Another type of white-light hologram is the rainbow hologram, invented by Steven Benton of the Polaroid Corporation in 1969. The rainbow hologram may be viewed with transmitted light from an incandescent lamp. The different wavelengths are dispersed so that each forms only a small portion of the total image, resulting in a rainbowlike change of color across the image. This effect is achieved in a two-step process. First make a transmission hologram of the object in the usual way. Then make a second hologram, using the real image from the first hologram as the object. A narrow horizontal slit is placed next to the first hologram during this process. This eliminates the vertical parallax in the second hologram, but the second hologram still records the image of the entire object.
When the second hologram is illuminated with a white light source, each wavelength forms an image of the slit. Each of these images occurs at a different vertical angle, as expected from the laws of diffraction. When looking for the image of the object, an observer actually looks through one of the colored images of the slit. The original object appears with horizontal parallax. As the observer moves up and down, the image remains constant, showing no vertical parallax‹but it changes color depending on the vertical position.

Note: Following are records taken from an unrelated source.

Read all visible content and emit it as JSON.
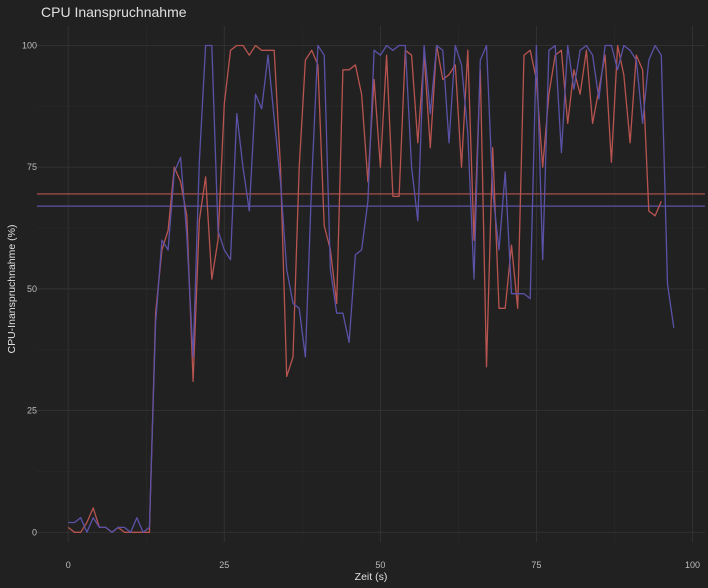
{
  "chart_data": {
    "type": "line",
    "title": "CPU Inanspruchnahme",
    "xlabel": "Zeit (s)",
    "ylabel": "CPU-Inanspruchnahme (%)",
    "xlim": [
      -5,
      102
    ],
    "ylim": [
      -2,
      104
    ],
    "xticks": [
      0,
      25,
      50,
      75,
      100
    ],
    "yticks": [
      0,
      25,
      50,
      75,
      100
    ],
    "grid": true,
    "legend": "none",
    "series": [
      {
        "color": "#b85450",
        "x": [
          0,
          1,
          2,
          3,
          4,
          5,
          6,
          7,
          8,
          9,
          10,
          11,
          12,
          13,
          14,
          15,
          16,
          17,
          18,
          19,
          20,
          21,
          22,
          23,
          24,
          25,
          26,
          27,
          28,
          29,
          30,
          31,
          32,
          33,
          34,
          35,
          36,
          37,
          38,
          39,
          40,
          41,
          42,
          43,
          44,
          45,
          46,
          47,
          48,
          49,
          50,
          51,
          52,
          53,
          54,
          55,
          56,
          57,
          58,
          59,
          60,
          61,
          62,
          63,
          64,
          65,
          66,
          67,
          68,
          69,
          70,
          71,
          72,
          73,
          74,
          75,
          76,
          77,
          78,
          79,
          80,
          81,
          82,
          83,
          84,
          85,
          86,
          87,
          88,
          89,
          90,
          91,
          92,
          93,
          94,
          95
        ],
        "values": [
          1,
          0,
          0,
          2,
          5,
          1,
          1,
          0,
          1,
          0,
          0,
          0,
          0,
          0,
          45,
          58,
          62,
          75,
          72,
          65,
          31,
          64,
          73,
          52,
          60,
          88,
          99,
          100,
          100,
          98,
          100,
          99,
          99,
          99,
          75,
          32,
          36,
          75,
          97,
          99,
          96,
          63,
          58,
          47,
          95,
          95,
          96,
          90,
          72,
          93,
          75,
          98,
          69,
          69,
          99,
          98,
          80,
          98,
          79,
          100,
          93,
          94,
          96,
          75,
          99,
          60,
          95,
          34,
          79,
          46,
          46,
          59,
          46,
          98,
          99,
          93,
          75,
          90,
          98,
          99,
          84,
          95,
          90,
          99,
          84,
          91,
          98,
          76,
          100,
          94,
          80,
          98,
          95,
          66,
          65,
          68
        ]
      },
      {
        "color": "#5a52a6",
        "x": [
          0,
          1,
          2,
          3,
          4,
          5,
          6,
          7,
          8,
          9,
          10,
          11,
          12,
          13,
          14,
          15,
          16,
          17,
          18,
          19,
          20,
          21,
          22,
          23,
          24,
          25,
          26,
          27,
          28,
          29,
          30,
          31,
          32,
          33,
          34,
          35,
          36,
          37,
          38,
          39,
          40,
          41,
          42,
          43,
          44,
          45,
          46,
          47,
          48,
          49,
          50,
          51,
          52,
          53,
          54,
          55,
          56,
          57,
          58,
          59,
          60,
          61,
          62,
          63,
          64,
          65,
          66,
          67,
          68,
          69,
          70,
          71,
          72,
          73,
          74,
          75,
          76,
          77,
          78,
          79,
          80,
          81,
          82,
          83,
          84,
          85,
          86,
          87,
          88,
          89,
          90,
          91,
          92,
          93,
          94,
          95,
          96,
          97
        ],
        "values": [
          2,
          2,
          3,
          0,
          3,
          1,
          1,
          0,
          1,
          1,
          0,
          3,
          0,
          1,
          43,
          60,
          58,
          74,
          77,
          61,
          36,
          76,
          100,
          100,
          62,
          58,
          56,
          86,
          75,
          66,
          90,
          87,
          98,
          85,
          72,
          54,
          47,
          46,
          36,
          72,
          100,
          98,
          54,
          45,
          45,
          39,
          57,
          58,
          68,
          99,
          98,
          100,
          99,
          100,
          100,
          75,
          64,
          100,
          86,
          100,
          99,
          80,
          100,
          96,
          82,
          52,
          97,
          100,
          70,
          58,
          74,
          49,
          49,
          49,
          48,
          100,
          56,
          99,
          100,
          78,
          100,
          91,
          99,
          100,
          98,
          89,
          100,
          100,
          95,
          100,
          99,
          97,
          84,
          97,
          100,
          98,
          51,
          42
        ]
      }
    ],
    "hlines": [
      {
        "y": 69.5,
        "color": "#b85450"
      },
      {
        "y": 67,
        "color": "#5a52a6"
      }
    ]
  }
}
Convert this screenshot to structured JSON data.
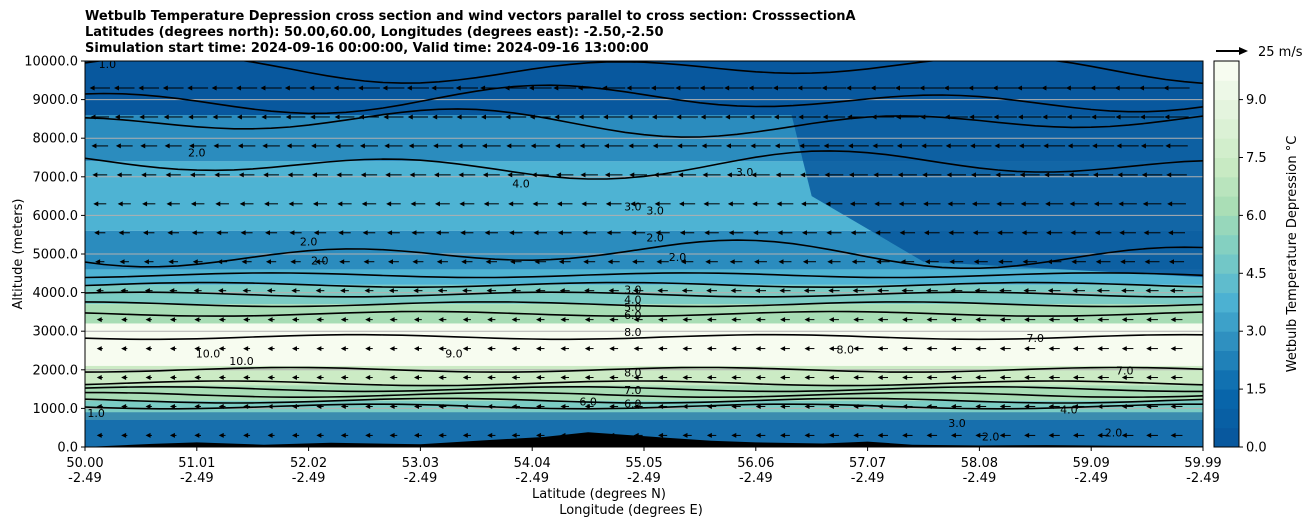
{
  "chart_data": {
    "type": "heatmap",
    "title_lines": [
      "Wetbulb Temperature Depression cross section and wind vectors parallel to cross section: CrosssectionA",
      "Latitudes (degrees north): 50.00,60.00, Longitudes (degrees east): -2.50,-2.50",
      "Simulation start time: 2024-09-16 00:00:00, Valid time: 2024-09-16 13:00:00"
    ],
    "xlabel": [
      "Latitude (degrees N)",
      "Longitude (degrees E)"
    ],
    "ylabel": "Altitude (meters)",
    "colorbar_label": "Wetbulb Temperature Depression °C",
    "quiver_key": "25 m/s",
    "x_ticks": [
      {
        "lat": "50.00",
        "lon": "-2.49"
      },
      {
        "lat": "51.01",
        "lon": "-2.49"
      },
      {
        "lat": "52.02",
        "lon": "-2.49"
      },
      {
        "lat": "53.03",
        "lon": "-2.49"
      },
      {
        "lat": "54.04",
        "lon": "-2.49"
      },
      {
        "lat": "55.05",
        "lon": "-2.49"
      },
      {
        "lat": "56.06",
        "lon": "-2.49"
      },
      {
        "lat": "57.07",
        "lon": "-2.49"
      },
      {
        "lat": "58.08",
        "lon": "-2.49"
      },
      {
        "lat": "59.09",
        "lon": "-2.49"
      },
      {
        "lat": "59.99",
        "lon": "-2.49"
      }
    ],
    "y_ticks": [
      "0.0",
      "1000.0",
      "2000.0",
      "3000.0",
      "4000.0",
      "5000.0",
      "6000.0",
      "7000.0",
      "8000.0",
      "9000.0",
      "10000.0"
    ],
    "ylim": [
      0,
      10000
    ],
    "colorbar_ticks": [
      "0.0",
      "1.5",
      "3.0",
      "4.5",
      "6.0",
      "7.5",
      "9.0"
    ],
    "colorbar_range": [
      0,
      10
    ],
    "grid": "horizontal",
    "colors": {
      "low": "#08589e",
      "mid_low": "#2b8cbe",
      "mid": "#4eb3d3",
      "mid_high": "#7bccc4",
      "high": "#a8ddb5",
      "very_high": "#ccebc5",
      "max": "#f7fcf0",
      "contour": "#000000",
      "terrain": "#000000"
    },
    "contour_labels": [
      {
        "text": "1.0",
        "x": 0.2,
        "y": 9900
      },
      {
        "text": "2.0",
        "x": 1.0,
        "y": 7600
      },
      {
        "text": "2.0",
        "x": 2.0,
        "y": 5300
      },
      {
        "text": "2.0",
        "x": 2.1,
        "y": 4800
      },
      {
        "text": "4.0",
        "x": 3.9,
        "y": 6800
      },
      {
        "text": "3.0",
        "x": 4.9,
        "y": 6200
      },
      {
        "text": "3.0",
        "x": 5.1,
        "y": 6100
      },
      {
        "text": "2.0",
        "x": 5.1,
        "y": 5400
      },
      {
        "text": "2.0",
        "x": 5.3,
        "y": 4900
      },
      {
        "text": "3.0",
        "x": 5.9,
        "y": 7100
      },
      {
        "text": "3.0",
        "x": 4.9,
        "y": 4050
      },
      {
        "text": "4.0",
        "x": 4.9,
        "y": 3800
      },
      {
        "text": "5.0",
        "x": 4.9,
        "y": 3600
      },
      {
        "text": "6.0",
        "x": 4.9,
        "y": 3400
      },
      {
        "text": "8.0",
        "x": 4.9,
        "y": 2950
      },
      {
        "text": "10.0",
        "x": 1.1,
        "y": 2400
      },
      {
        "text": "10.0",
        "x": 1.4,
        "y": 2200
      },
      {
        "text": "9.0",
        "x": 3.3,
        "y": 2400
      },
      {
        "text": "8.0",
        "x": 6.8,
        "y": 2500
      },
      {
        "text": "7.0",
        "x": 8.5,
        "y": 2800
      },
      {
        "text": "7.0",
        "x": 9.3,
        "y": 1950
      },
      {
        "text": "8.0",
        "x": 4.9,
        "y": 1900
      },
      {
        "text": "7.0",
        "x": 4.9,
        "y": 1450
      },
      {
        "text": "6.0",
        "x": 4.5,
        "y": 1150
      },
      {
        "text": "6.0",
        "x": 4.9,
        "y": 1100
      },
      {
        "text": "4.0",
        "x": 8.8,
        "y": 950
      },
      {
        "text": "3.0",
        "x": 7.8,
        "y": 600
      },
      {
        "text": "1.0",
        "x": 0.1,
        "y": 850
      },
      {
        "text": "2.0",
        "x": 8.1,
        "y": 250
      },
      {
        "text": "2.0",
        "x": 9.2,
        "y": 350
      }
    ]
  }
}
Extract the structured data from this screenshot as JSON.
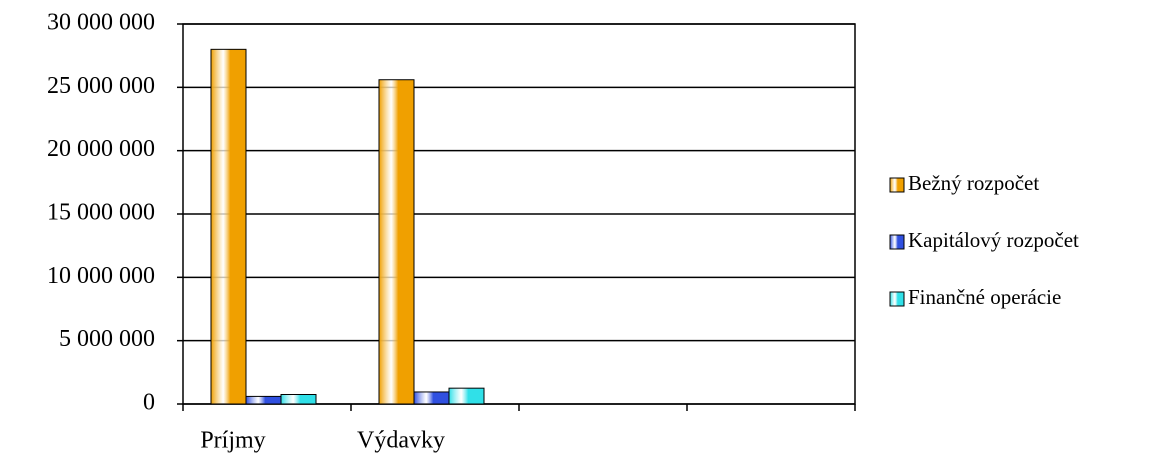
{
  "chart_data": {
    "type": "bar",
    "categories": [
      "Príjmy",
      "Výdavky",
      null,
      null
    ],
    "series": [
      {
        "name": "Bežný rozpočet",
        "color": "#f0a000",
        "values": [
          28000000,
          25600000,
          null,
          null
        ]
      },
      {
        "name": "Kapitálový rozpočet",
        "color": "#3050e0",
        "values": [
          600000,
          950000,
          null,
          null
        ]
      },
      {
        "name": "Finančné operácie",
        "color": "#30e0e8",
        "values": [
          750000,
          1250000,
          null,
          null
        ]
      }
    ],
    "ylim": [
      0,
      30000000
    ],
    "yticks": [
      0,
      {
        "value": 5000000,
        "label": "5 000 000"
      },
      {
        "value": 10000000,
        "label": "10 000 000"
      },
      {
        "value": 15000000,
        "label": "15 000 000"
      },
      {
        "value": 20000000,
        "label": "20 000 000"
      },
      {
        "value": 25000000,
        "label": "25 000 000"
      },
      {
        "value": 30000000,
        "label": "30 000 000"
      }
    ],
    "grid": true,
    "legend": "right"
  }
}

In recent years, holograms have been made using a special photographic emulsion called photoresist. Instead of variations in opacity, as in normal photographic emulsion, the developed photoresist has variations in thickness in response to the intensity of the light incident upon it. By using electrolysis, we can deposit a thin layer of nickel on the developed photoresist, making a three-dimensional mold. Duplicates of the interference pattern, made from the mold, can be stamped into plastic and coated with a thin layer of aluminum. The aluminum functions like a mirror, reflecting incident white light back through the interference layers to produce the holographic image. The result is called an embossed hologram. Because they can be reproduced inexpensively, embossed holograms are finding their way onto magazine covers, buttons, and novelties. Since 1984, credit card manufacturers have been incorporating embossed holograms into their cards in an effort to thwart counterfeiting.